JD Wetherspoon has reported an increase in profits but is wary of a tough year ahead.
The popular pub chain posted a 36.1 percent rise in pre-tax profit to £54.3 million in the six months to 28 January. Revenue for the group rose 3.6 percent to £830.4 million.
Despite the strong results, the chain remains cautious about the next six months.
“The company anticipates higher costs in the second half of the financial year, in areas including pay, taxes and utilities,” said Wetherspoon boss Tim Martin.
“In view of these additional costs and our expectation that growth in like-for-like sales will be lower in the next six months, the company remains cautious about the second half of the year.”
Known as a strong Brexiteer, Martin said that if prices rise once the UK has left the EU, he would simply switch to local alternatives.
“Most economists who criticise Brexit use hypothetical arguments, but, in the real world, the UK can eliminate import taxes, improving living standards and simplifying the Byzantine tax system – both of these factors will improve the outlook for consumers and businesses in the UK,” he said.

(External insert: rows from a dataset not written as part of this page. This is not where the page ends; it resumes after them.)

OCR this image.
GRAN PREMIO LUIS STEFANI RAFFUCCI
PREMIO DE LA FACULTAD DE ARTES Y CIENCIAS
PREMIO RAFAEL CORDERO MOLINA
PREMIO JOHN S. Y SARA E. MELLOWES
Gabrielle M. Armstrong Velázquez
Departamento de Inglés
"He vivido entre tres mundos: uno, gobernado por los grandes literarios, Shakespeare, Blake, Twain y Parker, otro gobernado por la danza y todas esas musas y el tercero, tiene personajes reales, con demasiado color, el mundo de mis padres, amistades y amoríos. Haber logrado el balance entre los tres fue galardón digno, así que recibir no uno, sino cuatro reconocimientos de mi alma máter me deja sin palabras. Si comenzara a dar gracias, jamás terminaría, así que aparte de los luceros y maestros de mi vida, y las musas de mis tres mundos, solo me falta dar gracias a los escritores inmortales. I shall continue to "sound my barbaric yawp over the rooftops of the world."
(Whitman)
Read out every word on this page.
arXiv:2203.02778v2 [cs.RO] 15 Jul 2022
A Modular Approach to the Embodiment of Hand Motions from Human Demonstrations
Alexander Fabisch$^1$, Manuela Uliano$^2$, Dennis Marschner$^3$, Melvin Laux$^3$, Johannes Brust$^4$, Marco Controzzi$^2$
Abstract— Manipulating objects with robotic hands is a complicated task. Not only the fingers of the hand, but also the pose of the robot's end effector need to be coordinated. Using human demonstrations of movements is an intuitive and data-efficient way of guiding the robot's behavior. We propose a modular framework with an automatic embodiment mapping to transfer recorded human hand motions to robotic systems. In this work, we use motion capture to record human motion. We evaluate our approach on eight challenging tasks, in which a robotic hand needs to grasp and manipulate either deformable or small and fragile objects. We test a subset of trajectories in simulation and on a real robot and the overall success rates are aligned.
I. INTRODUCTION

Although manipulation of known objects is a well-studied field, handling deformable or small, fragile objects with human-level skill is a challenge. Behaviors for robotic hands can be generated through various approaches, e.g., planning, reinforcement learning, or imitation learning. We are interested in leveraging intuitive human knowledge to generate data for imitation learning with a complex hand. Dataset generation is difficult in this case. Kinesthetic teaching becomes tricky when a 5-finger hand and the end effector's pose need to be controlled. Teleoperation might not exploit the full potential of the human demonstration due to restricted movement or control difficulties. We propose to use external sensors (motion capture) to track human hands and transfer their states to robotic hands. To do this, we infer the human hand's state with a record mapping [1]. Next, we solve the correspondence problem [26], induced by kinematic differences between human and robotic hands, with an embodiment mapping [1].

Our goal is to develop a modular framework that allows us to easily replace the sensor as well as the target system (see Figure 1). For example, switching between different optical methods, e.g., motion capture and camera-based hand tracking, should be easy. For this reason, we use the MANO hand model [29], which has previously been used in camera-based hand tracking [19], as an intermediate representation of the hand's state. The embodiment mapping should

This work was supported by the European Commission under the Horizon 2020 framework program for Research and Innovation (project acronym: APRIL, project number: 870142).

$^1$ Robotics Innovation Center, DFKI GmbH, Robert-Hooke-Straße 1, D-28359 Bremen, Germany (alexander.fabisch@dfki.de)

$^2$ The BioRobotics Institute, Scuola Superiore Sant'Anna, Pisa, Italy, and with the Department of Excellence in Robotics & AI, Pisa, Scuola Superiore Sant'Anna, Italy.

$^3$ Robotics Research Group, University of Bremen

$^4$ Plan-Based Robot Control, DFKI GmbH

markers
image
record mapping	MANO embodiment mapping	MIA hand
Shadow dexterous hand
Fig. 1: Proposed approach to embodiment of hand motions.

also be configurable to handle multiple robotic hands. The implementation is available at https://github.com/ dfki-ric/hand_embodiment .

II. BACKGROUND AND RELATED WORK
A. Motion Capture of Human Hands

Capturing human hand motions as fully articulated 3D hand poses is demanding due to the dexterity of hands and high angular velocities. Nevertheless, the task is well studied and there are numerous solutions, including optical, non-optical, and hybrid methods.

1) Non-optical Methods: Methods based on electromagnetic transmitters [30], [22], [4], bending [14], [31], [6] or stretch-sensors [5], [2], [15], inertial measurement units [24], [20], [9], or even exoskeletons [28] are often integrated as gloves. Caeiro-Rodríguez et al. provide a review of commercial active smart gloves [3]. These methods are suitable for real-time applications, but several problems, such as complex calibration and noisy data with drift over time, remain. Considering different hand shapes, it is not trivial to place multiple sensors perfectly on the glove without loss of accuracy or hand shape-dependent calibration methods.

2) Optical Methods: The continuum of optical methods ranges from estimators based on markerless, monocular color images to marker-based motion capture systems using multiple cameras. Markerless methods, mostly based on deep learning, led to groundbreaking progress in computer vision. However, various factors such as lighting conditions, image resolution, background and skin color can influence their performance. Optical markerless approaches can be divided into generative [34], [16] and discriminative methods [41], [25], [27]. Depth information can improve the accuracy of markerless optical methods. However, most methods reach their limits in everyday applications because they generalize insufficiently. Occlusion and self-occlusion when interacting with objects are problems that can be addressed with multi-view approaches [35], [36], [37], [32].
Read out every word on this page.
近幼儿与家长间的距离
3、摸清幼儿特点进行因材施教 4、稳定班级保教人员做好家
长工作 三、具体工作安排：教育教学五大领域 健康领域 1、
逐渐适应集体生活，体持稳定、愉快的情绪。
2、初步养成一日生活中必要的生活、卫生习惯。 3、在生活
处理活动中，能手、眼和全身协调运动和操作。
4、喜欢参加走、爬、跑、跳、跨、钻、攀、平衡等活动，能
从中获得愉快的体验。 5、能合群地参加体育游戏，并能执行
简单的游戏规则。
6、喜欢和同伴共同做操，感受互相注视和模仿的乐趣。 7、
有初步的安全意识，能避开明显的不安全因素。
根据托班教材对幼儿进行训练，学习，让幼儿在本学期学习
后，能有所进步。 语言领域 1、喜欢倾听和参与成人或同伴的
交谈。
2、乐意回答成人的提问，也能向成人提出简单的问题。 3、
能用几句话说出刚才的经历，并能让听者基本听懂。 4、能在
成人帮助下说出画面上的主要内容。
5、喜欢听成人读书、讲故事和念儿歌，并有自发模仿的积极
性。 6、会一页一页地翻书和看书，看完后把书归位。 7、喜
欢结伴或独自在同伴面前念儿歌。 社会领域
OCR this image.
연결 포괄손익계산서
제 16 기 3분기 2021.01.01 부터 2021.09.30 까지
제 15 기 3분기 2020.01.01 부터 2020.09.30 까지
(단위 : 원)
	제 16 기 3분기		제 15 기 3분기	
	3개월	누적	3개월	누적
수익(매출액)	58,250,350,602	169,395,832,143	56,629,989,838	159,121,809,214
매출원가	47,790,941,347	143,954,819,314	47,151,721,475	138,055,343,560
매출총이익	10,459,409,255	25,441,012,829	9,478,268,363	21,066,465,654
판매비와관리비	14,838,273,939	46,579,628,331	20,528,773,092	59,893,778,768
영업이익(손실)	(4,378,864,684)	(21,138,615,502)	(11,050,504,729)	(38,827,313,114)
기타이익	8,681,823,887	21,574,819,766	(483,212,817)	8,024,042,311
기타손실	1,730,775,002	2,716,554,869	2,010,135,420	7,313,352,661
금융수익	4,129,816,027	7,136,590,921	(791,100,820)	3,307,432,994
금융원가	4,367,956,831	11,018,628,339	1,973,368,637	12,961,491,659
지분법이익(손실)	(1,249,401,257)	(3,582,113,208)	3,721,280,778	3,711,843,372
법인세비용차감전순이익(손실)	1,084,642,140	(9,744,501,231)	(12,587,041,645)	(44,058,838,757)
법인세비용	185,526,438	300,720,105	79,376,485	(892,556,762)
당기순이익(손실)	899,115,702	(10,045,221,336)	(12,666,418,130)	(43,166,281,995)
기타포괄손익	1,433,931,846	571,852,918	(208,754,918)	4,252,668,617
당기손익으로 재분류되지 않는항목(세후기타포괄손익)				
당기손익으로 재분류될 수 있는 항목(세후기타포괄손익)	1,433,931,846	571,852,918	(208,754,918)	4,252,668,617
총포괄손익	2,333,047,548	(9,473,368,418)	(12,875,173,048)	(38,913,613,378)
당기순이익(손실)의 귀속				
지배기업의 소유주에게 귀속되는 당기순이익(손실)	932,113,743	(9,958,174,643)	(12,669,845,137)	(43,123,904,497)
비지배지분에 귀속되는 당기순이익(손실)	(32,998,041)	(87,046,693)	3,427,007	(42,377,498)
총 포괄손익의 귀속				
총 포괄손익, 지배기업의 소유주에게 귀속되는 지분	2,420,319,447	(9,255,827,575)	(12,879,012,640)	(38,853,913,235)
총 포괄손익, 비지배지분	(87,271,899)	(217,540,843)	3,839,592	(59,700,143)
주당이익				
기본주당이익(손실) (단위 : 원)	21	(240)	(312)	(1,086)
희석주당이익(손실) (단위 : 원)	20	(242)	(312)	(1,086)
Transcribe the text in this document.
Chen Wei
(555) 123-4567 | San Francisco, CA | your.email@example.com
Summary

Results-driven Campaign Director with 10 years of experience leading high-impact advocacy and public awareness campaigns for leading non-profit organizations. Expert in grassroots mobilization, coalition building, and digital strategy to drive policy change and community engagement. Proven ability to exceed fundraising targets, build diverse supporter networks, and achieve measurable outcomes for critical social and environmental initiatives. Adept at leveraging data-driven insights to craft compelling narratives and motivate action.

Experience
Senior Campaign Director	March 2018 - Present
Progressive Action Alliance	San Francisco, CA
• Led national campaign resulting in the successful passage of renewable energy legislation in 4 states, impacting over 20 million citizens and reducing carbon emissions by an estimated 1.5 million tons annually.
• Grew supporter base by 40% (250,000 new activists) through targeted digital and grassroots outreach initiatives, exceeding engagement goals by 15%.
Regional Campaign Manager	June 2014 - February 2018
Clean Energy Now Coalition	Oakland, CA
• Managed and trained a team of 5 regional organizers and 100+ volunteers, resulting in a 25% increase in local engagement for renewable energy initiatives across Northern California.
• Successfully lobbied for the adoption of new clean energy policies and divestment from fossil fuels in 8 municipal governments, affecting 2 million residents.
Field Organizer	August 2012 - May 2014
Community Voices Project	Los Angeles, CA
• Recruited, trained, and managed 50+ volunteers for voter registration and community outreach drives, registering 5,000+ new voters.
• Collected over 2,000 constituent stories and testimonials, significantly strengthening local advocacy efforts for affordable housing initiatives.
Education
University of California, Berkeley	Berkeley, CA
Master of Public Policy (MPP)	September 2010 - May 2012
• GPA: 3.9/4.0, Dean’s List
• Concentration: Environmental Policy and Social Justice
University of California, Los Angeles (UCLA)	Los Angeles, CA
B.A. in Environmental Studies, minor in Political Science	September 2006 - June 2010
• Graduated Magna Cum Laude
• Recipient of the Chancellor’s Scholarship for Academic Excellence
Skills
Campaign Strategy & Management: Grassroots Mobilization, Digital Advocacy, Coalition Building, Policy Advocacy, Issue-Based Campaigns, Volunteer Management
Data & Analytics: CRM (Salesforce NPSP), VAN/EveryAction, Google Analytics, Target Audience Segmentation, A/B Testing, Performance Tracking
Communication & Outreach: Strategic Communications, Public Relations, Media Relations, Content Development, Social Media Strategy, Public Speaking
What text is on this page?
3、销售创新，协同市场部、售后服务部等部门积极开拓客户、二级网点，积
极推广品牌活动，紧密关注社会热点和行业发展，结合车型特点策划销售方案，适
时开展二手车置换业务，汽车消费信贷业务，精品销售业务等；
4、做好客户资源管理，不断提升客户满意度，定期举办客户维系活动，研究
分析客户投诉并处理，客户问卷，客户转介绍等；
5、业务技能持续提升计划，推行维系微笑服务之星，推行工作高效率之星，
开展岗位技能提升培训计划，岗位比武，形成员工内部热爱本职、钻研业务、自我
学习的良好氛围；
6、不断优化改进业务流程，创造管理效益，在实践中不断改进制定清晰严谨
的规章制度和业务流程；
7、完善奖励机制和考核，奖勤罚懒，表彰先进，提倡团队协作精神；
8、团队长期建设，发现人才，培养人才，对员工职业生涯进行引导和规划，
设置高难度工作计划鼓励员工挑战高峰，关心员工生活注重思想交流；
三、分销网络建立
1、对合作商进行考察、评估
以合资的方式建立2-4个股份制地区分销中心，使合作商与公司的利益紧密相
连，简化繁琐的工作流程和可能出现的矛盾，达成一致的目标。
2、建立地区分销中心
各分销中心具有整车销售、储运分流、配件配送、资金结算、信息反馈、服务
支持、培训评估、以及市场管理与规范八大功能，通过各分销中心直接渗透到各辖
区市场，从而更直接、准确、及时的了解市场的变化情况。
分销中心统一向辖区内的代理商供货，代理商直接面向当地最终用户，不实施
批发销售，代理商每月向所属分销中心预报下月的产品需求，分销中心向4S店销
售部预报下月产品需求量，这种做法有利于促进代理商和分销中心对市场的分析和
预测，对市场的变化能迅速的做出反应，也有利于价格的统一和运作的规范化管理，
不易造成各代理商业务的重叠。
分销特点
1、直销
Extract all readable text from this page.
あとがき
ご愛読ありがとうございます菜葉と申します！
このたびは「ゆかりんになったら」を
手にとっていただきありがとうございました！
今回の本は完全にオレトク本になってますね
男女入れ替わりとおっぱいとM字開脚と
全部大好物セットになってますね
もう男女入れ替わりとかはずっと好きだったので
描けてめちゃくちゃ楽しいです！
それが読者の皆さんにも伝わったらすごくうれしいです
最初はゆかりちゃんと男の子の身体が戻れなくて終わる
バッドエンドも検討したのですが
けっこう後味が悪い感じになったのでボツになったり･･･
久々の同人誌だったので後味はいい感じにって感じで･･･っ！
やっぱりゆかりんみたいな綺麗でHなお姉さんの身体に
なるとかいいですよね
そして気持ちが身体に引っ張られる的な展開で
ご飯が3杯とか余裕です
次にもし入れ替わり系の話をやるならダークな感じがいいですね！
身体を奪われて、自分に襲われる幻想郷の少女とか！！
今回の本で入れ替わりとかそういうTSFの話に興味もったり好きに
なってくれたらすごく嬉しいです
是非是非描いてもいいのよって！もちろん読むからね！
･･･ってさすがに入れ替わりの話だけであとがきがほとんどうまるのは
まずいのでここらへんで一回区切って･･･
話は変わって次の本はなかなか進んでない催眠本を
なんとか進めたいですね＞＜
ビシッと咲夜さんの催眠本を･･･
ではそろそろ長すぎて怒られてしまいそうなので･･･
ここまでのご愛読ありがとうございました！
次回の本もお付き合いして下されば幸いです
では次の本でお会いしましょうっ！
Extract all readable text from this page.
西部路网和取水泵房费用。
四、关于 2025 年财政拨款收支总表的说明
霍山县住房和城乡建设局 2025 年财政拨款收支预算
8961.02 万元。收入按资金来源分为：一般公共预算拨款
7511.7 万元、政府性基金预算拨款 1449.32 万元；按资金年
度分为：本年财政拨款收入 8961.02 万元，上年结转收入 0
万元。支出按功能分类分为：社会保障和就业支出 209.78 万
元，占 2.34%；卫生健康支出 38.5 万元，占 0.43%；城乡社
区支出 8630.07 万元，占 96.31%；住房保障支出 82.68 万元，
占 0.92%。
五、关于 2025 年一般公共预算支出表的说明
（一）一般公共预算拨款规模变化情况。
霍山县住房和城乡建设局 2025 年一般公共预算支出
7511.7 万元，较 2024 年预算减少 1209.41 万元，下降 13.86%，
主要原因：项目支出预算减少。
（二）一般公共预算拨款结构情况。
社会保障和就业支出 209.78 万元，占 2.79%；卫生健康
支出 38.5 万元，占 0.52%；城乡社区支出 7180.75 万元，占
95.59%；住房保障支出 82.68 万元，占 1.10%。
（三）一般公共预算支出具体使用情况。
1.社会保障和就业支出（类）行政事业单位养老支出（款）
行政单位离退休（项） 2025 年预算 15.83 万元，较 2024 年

The restaurant market faces a troubling time as many chains including Prezzo, Jamie’s Italian and Byron have announced closures.
“I think that a lot of trendy-type, restaurant-type companies have all opened up at around the same time in the last ten years, pay huge rents and the glitter has worn off a bit and they’ve suffered a backlash from customers,” said Martin.
“In the more prosaic world of Greggs (LON: GRG) or McDonald’s (NYSE: MCD) or Starbucks (NASDAQ: SBUX), I think things are going reasonably well.”
Martin also criticized the new sugar tax on fizzy drinks that will come into play next month.
“Jamie Oliver’s sugar tax, which he got us to pay but couldn’t pay himself,” he said, adding that the tax has already cost his company about £3 million.